みけの物語カフェ ブログ版

いろんなお話を綴っています。短いお話なのですぐに読めちゃいます。お暇なときにでも、お立ち寄りください。

1050「しずく125~戦意喪失」

2021-04-13 17:44:29 | ブログ連載~しずく

 神崎(かんざき)つくねの攻撃(こうげき)は一方的(いっぽうてき)だった。月島(つきしま)しずくは何度も倒(たお)され、傷(きず)だらけになっていた。それでもしずくは立ち上がり、ふらふらになりながらもつくねに向かって行った。
 変化(へんか)が起きたのは、しばらくたってからのことだった。突然(とつぜん)、つくねの目から涙(なみだ)があふれてきたのだ。それに一番驚(おどろ)いたのは、つくね自身(じしん)だ。

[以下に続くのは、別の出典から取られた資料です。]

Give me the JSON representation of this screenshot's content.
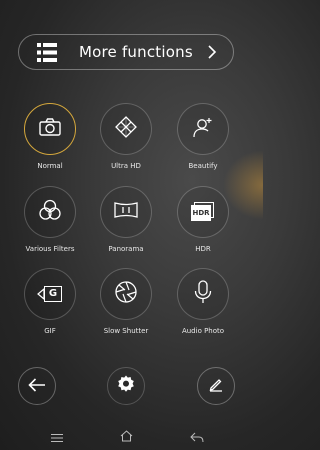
{
  "header": {
    "more_functions_label": "More functions"
  },
  "modes": [
    {
      "label": "Normal",
      "icon": "camera-icon",
      "active": true
    },
    {
      "label": "Ultra HD",
      "icon": "ultra-hd-icon",
      "active": false
    },
    {
      "label": "Beautify",
      "icon": "beautify-icon",
      "active": false
    },
    {
      "label": "Various Filters",
      "icon": "filters-icon",
      "active": false
    },
    {
      "label": "Panorama",
      "icon": "panorama-icon",
      "active": false
    },
    {
      "label": "HDR",
      "icon": "hdr-icon",
      "active": false
    },
    {
      "label": "GIF",
      "icon": "gif-icon",
      "active": false
    },
    {
      "label": "Slow Shutter",
      "icon": "slow-shutter-icon",
      "active": false
    },
    {
      "label": "Audio Photo",
      "icon": "microphone-icon",
      "active": false
    }
  ],
  "icon_text": {
    "hdr": "HDR",
    "gif": "G"
  },
  "colors": {
    "accent": "#d4a73c"
  }
}
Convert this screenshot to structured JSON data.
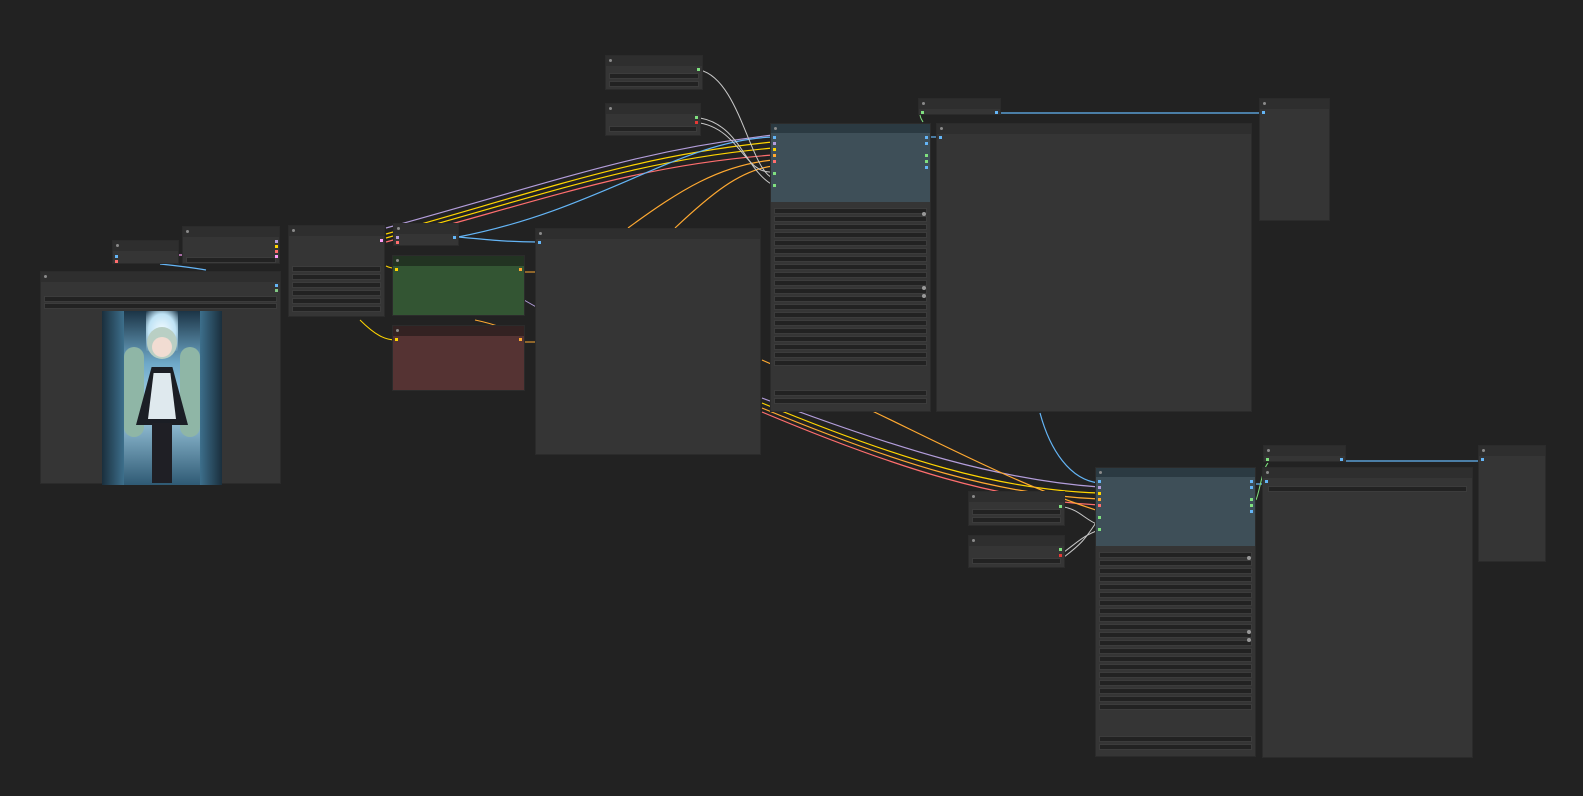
{
  "colors": {
    "canvas_bg": "#222222",
    "node_bg": "#353535",
    "node_title": "#2e2e2e",
    "ksampler_title": "#2b3a42",
    "ksampler_head": "#3e4f58",
    "ksampler_body": "#353535",
    "positive_prompt_body": "#335533",
    "positive_prompt_title": "#223322",
    "negative_prompt_body": "#553333",
    "negative_prompt_title": "#332222",
    "link_model": "#b39ddb",
    "link_clip": "#ffd500",
    "link_vae": "#ff6e6e",
    "link_conditioning": "#ffa931",
    "link_latent": "#ff9cf9",
    "link_image": "#64b5f6",
    "link_int": "#7fe07f",
    "link_float": "#c8c8c8"
  },
  "graph": {
    "nodes": [
      "load-image",
      "load-checkpoint",
      "clip-skip",
      "vae-encode",
      "positive-prompt",
      "negative-prompt",
      "preview-large",
      "ksampler-1",
      "vae-decode-1",
      "save-image-1",
      "ksampler-2",
      "vae-decode-2",
      "save-image-2"
    ],
    "node_image": "anime-maid-girl-portrait"
  }
}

涙はぬぐってもぬぐっても止まることはなかった。つくねは目がかすんできて、動きが鈍(にぶ)くなってきた。それでもつくねは、やみくもに拳(こぶし)を振(ふ)りまわし、しずくを攻(せ)め立てた。しずくは、ここで初めて攻撃をかわして、つくねの拳を両手(りょうて)で受(う)け止めた。
 それは一瞬(いっしゅん)のことだった。しずくの手から光が放(はな)たれた。その眩(まぶ)しい光は、つくねの戦意(せんい)を喪失(そうしつ)させた。その場に座(すわ)り込んでしまったつくねに、しずくは笑(え)みを浮(う)かべて言った。
「約束(やくそく)は果(は)たしたわよ。あなたならきっと…取り戻(もど)せるわ……」
 しずくは気を失(うしな)ってしまった。つくねの顔に一瞬、戸惑(とまど)いの表情(ひょうじょう)が表(あらわ)れた。涼(りょう)たちがしずくの名を叫(さけ)ぶと、つくねは我(われ)に返(かえ)って姿(すがた)を消(け)してしまった。
 涼と初音(はつね)は駆(か)け寄(よ)ると、しずくの身体(からだ)を抱(だ)き起こした。しずくは目を開けると、
「ねぇ、この傷…、残(のこ)っちゃうかなぁ。もう、美人(びじん)が台無(だいな)しよねぇ。ハハ……」
「バカ! なに言ってるのよ」涼が涙をにじませて、「誰(だれ)が、美人なのよ」
<つぶやき>これは作戦(さくせん)なの? つくねが再(ふたた)び現(あらわ)れたとき、記憶(きおく)が戻っているのか…。